建設・運輸の働き方改革、管理職が押さえるべき労働時間管理

建設業や運輸業では、長時間労働の是正が長年の重要課題となっています。厚生労働省は2026年8月17日、建設業・運輸業の働き方改革を呼びかける新たなPR動画を公開しました。その背景には、短い工期設定や長時間の荷待ちなど、事業者単独では解決しにくい取引慣行上の深い問題が存在しています。

「残業を減らしなさい」という言葉だけで長時間労働を改善することはできません。本記事では、厚生労働省の最新動向を衛生管理者試験の視点から紐解き、管理職や人事担当者が実務でチェックすべきポイントまで分かりやすく解説します。

建設業・運輸業でも上限規制への対応が本格化

時間外労働の上限規制は、原則として「月45時間・年360時間」が基本です。臨時的な特別の事情がある場合(特別条項)でも、年720時間以内、単月100時間未満(休日労働含む)、複数月平均80時間以内(休日労働含む)といった厳格な上限が設けられています。

建設業や自動車運転業務については適用に猶予期間が設けられていましたが、2024年4月より上限規制が全面的に適用されています。現在は「これから準備する制度」ではなく、「すでに現場で厳密に運用すべきルール」です。

建設業で押さえるポイント

工作物の建設事業では、原則として一般的な上限規制がすべて適用されます。ただし、災害の復旧・復興事業を行う場合に限り、「単月100時間未満」「2~6か月平均80時間以内」「月45時間超え(年6か月まで)」の規制が適用除外となる特例が存在します(※年720時間の上限は適用されます)。「建設業だから月45時間を超えても問題ない」という大まかな理解は危険です。

自動車運転の業務で押さえるポイント

自動車運転業務では、特別条項付き36協定を締結する場合の年間時間外労働上限は960時間に設定されています。一般の労働者に適用される「月45時間・年360時間」の原則や、特別条項発動時の月単位の上限規制(単月100時間未満など)は適用されません。ただし上限がないわけではなく、「改善基準告示」に基づき、1か月や1日の拘束時間・休息期間の上限が細かく定められています。

「会社だけの問題」ではないことがPR動画のポイント

厚生労働省のPR動画では、事業者だけでなく、発注者・荷主・利用者など取引関係者全体の理解と協力が重要であると強調されています。

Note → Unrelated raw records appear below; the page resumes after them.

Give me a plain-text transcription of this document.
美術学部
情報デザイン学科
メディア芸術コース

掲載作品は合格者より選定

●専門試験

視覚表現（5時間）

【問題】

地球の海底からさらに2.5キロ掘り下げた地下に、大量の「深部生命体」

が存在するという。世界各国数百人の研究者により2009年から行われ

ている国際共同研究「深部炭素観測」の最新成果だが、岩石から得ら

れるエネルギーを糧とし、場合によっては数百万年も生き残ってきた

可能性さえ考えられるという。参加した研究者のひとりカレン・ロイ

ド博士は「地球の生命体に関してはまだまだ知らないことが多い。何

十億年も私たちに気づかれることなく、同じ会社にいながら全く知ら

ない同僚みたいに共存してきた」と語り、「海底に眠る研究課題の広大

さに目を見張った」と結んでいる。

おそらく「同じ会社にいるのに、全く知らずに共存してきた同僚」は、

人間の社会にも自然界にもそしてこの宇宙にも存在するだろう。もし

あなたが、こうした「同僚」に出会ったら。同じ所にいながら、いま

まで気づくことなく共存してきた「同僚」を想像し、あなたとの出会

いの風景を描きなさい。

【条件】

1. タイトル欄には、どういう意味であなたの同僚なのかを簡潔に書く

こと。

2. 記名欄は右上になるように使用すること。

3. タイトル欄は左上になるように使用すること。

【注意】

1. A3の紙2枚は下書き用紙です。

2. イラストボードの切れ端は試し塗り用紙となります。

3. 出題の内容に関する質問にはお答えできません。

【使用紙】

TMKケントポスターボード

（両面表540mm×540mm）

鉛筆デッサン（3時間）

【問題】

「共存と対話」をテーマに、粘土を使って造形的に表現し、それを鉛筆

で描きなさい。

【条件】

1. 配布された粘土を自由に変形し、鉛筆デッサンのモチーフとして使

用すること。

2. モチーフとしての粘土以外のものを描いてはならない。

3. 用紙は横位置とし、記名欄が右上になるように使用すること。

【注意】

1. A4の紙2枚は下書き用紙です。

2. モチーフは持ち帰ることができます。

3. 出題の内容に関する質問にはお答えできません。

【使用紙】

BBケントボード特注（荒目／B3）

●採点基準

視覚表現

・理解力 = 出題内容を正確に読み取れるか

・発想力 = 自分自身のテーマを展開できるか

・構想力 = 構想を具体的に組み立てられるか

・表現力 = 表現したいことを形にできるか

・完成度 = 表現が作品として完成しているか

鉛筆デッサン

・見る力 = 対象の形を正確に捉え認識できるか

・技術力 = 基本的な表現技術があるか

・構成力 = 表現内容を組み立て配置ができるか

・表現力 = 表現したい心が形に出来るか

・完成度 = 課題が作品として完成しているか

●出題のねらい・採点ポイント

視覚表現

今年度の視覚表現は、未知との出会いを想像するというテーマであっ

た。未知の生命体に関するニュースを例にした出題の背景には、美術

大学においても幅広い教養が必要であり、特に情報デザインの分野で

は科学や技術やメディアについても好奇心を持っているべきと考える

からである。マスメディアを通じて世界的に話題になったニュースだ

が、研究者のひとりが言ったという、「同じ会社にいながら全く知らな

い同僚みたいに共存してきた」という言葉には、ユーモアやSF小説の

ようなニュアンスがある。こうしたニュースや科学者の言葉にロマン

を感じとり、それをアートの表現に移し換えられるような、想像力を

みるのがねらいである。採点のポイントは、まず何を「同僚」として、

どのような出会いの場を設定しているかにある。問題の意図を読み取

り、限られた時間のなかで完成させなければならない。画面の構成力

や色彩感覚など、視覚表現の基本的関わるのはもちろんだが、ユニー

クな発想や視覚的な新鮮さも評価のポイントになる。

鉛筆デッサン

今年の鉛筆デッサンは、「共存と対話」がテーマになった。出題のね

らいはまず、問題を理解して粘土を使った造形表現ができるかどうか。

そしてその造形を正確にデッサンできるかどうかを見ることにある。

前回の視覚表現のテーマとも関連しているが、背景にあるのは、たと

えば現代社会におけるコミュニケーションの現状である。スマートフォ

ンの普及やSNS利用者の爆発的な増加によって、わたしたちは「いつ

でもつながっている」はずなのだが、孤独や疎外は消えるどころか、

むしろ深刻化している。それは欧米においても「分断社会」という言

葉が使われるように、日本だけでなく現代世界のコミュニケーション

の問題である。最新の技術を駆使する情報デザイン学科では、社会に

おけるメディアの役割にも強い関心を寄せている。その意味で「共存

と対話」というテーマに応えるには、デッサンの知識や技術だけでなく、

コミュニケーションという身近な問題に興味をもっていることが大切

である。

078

建設業において極端に短い工期が設定されれば、現場の長時間労働に直結します。運輸業においても、荷主側の都合による長時間の荷待ち作業や非効率な荷役がドライバーの労働時間を押し上げます。こうした取引構造上の課題に対し、企業間の歩み寄りを含めた根本的な見直しが求められています。

管理職・人事担当者が実務で確認したい3つのポイント

実際の労働時間を正確に把握する

36協定の上限数値だけでなく、始業・終業時刻、時間外・休日労働の実態を把握し、「どの部署で」「誰が」「なぜ」負荷を抱えているか分析します。現場の待機時間や手待時間を安易に「休憩時間」として処理していないか、不適切な労務管理の是正が必要です。

「残業削減」ではなく業務構造そのものを見直す

単に残業を禁止するだけでは、サービス残業の発生や業務の形骸化を招きます。不要な会議の削減、配送ルートの適正化、荷待ち時間の短縮、IT・デジタル技術の導入などを通じ、「長時間労働をしなくても適切に業務が回る仕組み」を構築することが不可欠です。

衛生管理者は「長時間労働の兆候」を見逃さない

長時間労働は疲労蓄積や睡眠不足を引き起こし、労働者の健康障害へ直結します。衛生管理者は健康診断結果の分析、面接指導の実施、定期的な職場巡視を通じ、長時間労働と健康リスクが連鎖していないかを注視し、適正な労働時間と健康確保をセットで推進する必要があります。

まとめ

建設・運輸の働き方改革は制度の導入期を終え、実効性を問われる「運用期」に入っています。管理職や人事担当者は現場の負担要因を組織や取引の観点から多角的に分析し、衛生管理者試験の受験者は実務と法律のつながりを意識しながら理解を深めていきましょう。